Dubai: Saudi Arabia’s banks have arranged the most loan syndications on record this year as they support the government’s $514 billion (Dh1.8 trillion) spending plans and offset a decline in funding from Europe.

Banks in the largest Arab economy were lead arrangers for $4.19 billion of syndicated loans so far in 2012, 43 per cent of the Middle East and North Africa total, data compiled by Bloomberg show.

Regional syndicated lending has fallen 28 per cent this year to $9.86 billion, compared with drops of 39 per cent in Western Europe and 47 per cent in Asia.

Loan growth has accelerated in the world’s top oil exporter as state and private investors pursue projects to build infrastructure and industry, and create jobs.

Saudi banks, which benefit from the lowest loan-to-deposit ratio in the six-nation Gulf Cooperation Council, accounted for four of the top-five lead arrangers this year, positions held by European and US banks in the five years to 2011.

“Project finance activity has picked up very strongly over the past year,” Murad Ansari, a Riyadh-based analyst at investment bank EFG-Hermes Holding, said by phone Friday.

“International banks’ participation has been relatively low, so the room for Saudi banks to lend has increased significantly.”

Loans to private businesses in the kingdom grew 13.4 per cent in the year to April, the fastest pace in three years, central bank data show.

 

Higher rates

Improved lending appetite in the nation of 28 million people has driven the three-month Saudi interbank offered rate, known as Saibor, up 14 basis points, or 0.14 per centage point, this year to 0.915 per cent today, just below a three-year high. The spread of Saibor, the rate at which banks in the kingdom lend to each other, over the equivalent London Interbank Offered Rate has more than doubled in 2012 to 45 basis points.

The yield on six-month Saudi treasury bills declined one basis point to 0.44975 per cent at a sale today, the lowest since March.

Saudi Arabia sells treasury bills at weekly auctions on Mondays.

Saudi banks have so far in 2012 arranged the most loans since Bloomberg began tracking the data in 1999 and more than double the amount they arranged by this time last year, when they accounted for 13 per cent of regional loan deals.

The kingdom’s loan-to-deposit ratio is below 80 per cent, compared with more than 100 per cent in Qatar and Oman and 94 per cent in the United Arab Emirates, central bank data show.

 

Loan agreements

“Saudi banks were very liquid and lowly levered at the end of 2011,” Khalid Howladar, senior credit officer at Moody’s Investors Service in Dubai, said by email Thursday.

“This is in contrast to the international banks that are retrenching back to core markets given the problems at home in Europe.”

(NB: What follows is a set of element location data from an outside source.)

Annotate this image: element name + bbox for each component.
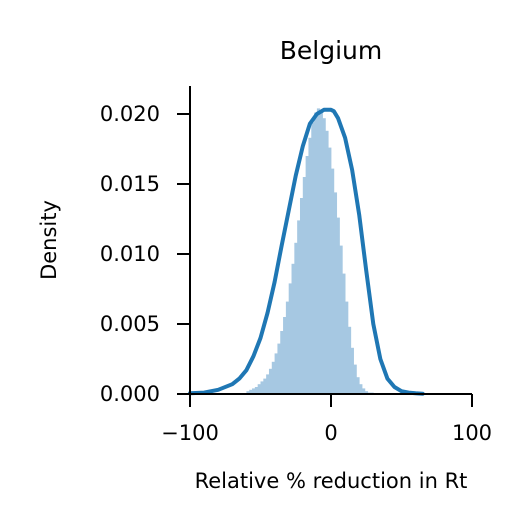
histogram-bar — [268, 368, 273, 394]
histogram-bar — [316, 108, 321, 395]
y-axis-ticks: 0.000 0.005 0.010 0.015 0.020 — [100, 102, 190, 406]
histogram-bar — [291, 263, 295, 394]
x-axis-ticks: −100 0 100 — [161, 394, 492, 445]
histogram-bar — [297, 220, 301, 394]
histogram-bar — [260, 381, 264, 394]
y-tick-label: 0.015 — [100, 172, 160, 196]
histogram-bar — [333, 192, 338, 394]
x-tick-label: 100 — [452, 421, 492, 445]
histogram-bar — [308, 137, 312, 395]
histogram-bar — [252, 388, 256, 394]
histogram-bar — [257, 384, 261, 394]
histogram-bar — [249, 389, 253, 394]
histogram-bar — [359, 384, 363, 394]
histogram-bar — [274, 353, 278, 394]
histogram-bar — [305, 156, 309, 394]
histogram-bar — [325, 130, 329, 395]
y-axis-label: Density — [37, 200, 61, 280]
histogram-bar — [356, 377, 360, 394]
y-tick-label: 0.000 — [100, 382, 160, 406]
histogram-bar — [263, 378, 267, 394]
histogram-bar — [350, 347, 354, 394]
histogram-bar — [336, 217, 340, 394]
histogram-bar — [294, 242, 298, 394]
histogram-bar — [277, 343, 281, 394]
histogram-bar — [345, 301, 349, 394]
y-tick-label: 0.010 — [100, 242, 160, 266]
histogram-bar — [353, 364, 357, 394]
y-tick-label: 0.020 — [100, 102, 160, 126]
kde-line — [188, 107, 425, 396]
histogram-bar — [288, 283, 292, 394]
histogram-bar — [311, 122, 315, 395]
histogram-bar — [266, 374, 270, 394]
histogram-bar — [302, 177, 307, 394]
histogram — [246, 108, 374, 395]
histogram-bar — [319, 111, 323, 394]
histogram-bar — [364, 391, 369, 394]
histogram-bar — [362, 388, 366, 394]
y-tick-label: 0.005 — [100, 312, 160, 336]
histogram-bar — [322, 118, 326, 394]
chart-title: Belgium — [280, 36, 383, 65]
histogram-bar — [283, 317, 287, 394]
x-axis-label: Relative % reduction in Rt — [195, 469, 468, 493]
histogram-bar — [331, 168, 335, 394]
histogram-bar — [328, 147, 332, 394]
histogram-bar — [347, 326, 352, 394]
x-tick-label: 0 — [324, 421, 337, 445]
histogram-bar — [285, 301, 290, 394]
histogram-bar — [271, 361, 275, 394]
histogram-bar — [339, 245, 343, 394]
histogram-bar — [299, 198, 304, 394]
histogram-bar — [314, 112, 318, 394]
histogram-bar — [254, 387, 259, 394]
x-tick-label: −100 — [161, 421, 219, 445]
histogram-bar — [246, 391, 250, 394]
histogram-bar — [280, 331, 284, 394]
histogram-bar — [342, 273, 346, 394]
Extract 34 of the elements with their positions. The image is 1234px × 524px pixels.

Saudi Arabian Mining, the state-run producer known as Maaden, said on Saturday it received commitment letters for a 7 billion-riyal (Dh6.8 billion) revolver loan from banks including Saudi Arabia’s National Commercial Bank, Samba Financial Group and Al Rajhi Bank.

The kingdom’s share of total regional syndications rises when figures of HSBC Holding’s 40 per cent-owned affiliate Saudi British Bank are included.

HSBC is the region’s top loan arranger this year at $1.82 billion of loans, including $1.4 billion in Saudi Arabia.

Raising funds via bond sales is gaining appeal among Saudi companies, which have the lowest average borrowing costs in the in the GCC.

 

Bond option

The average yield on Saudi debt was 2.48 per cent on June 1, JPMorgan Chase & Co’s CEMBI Broad Saudi Arabia Blended Yield shows. The yield is 3.99 per cent in Qatar and 4.8 per cent in the UAE, according to JPMorgan indexes.

Saudi bond sales have already set an annual record of $7.8 billion, data compiled by Bloomberg show.

Banque Saudi Fransi, 31 per cent-owned by Credit Agricole, last month sold $750 million of five-year Islamic bonds, partly to help it expand project-finance lending, Chief Financial Officer Philippe Touchard said on May 15.

“Ultimately sukuk and bonds are much more liquid than loans,” said Moody’s Howladar.

“A lot of lenders are still keen on maintaining high liquidity levels in the face of many global uncertainties and possible stresses.”

 

‘Strong’ Economy

Bank loans still form a sizable component of company project financing. State-run Saudi Arabian Oil Co and Dow Chemical will seek to raise $2.66 billion in bank loans as part of a $12.4 billion financing for their Sadara Chemical joint venture to build a chemical complex, two bankers with knowledge of the situation said May 30.

The Saudi economy is set to expand 4.8 per cent this year, the second-fastest pace of growth in the GCC after Qatar, an April survey of 12 economists compiled by Bloomberg shows.

That surpasses expected average growth of 1.4 per cent for G10 nations.

“The appetite is still there and the local economic picture is strong,” Paul Gamble, head of research at Riyadh-based Jadwa Investment, said by phone on Saturday.

“Government spending, which is driving a lot of these projects is definitely affordable. Even at current oil prices, though below $100 a barrel, we still see a large government budget surplus.”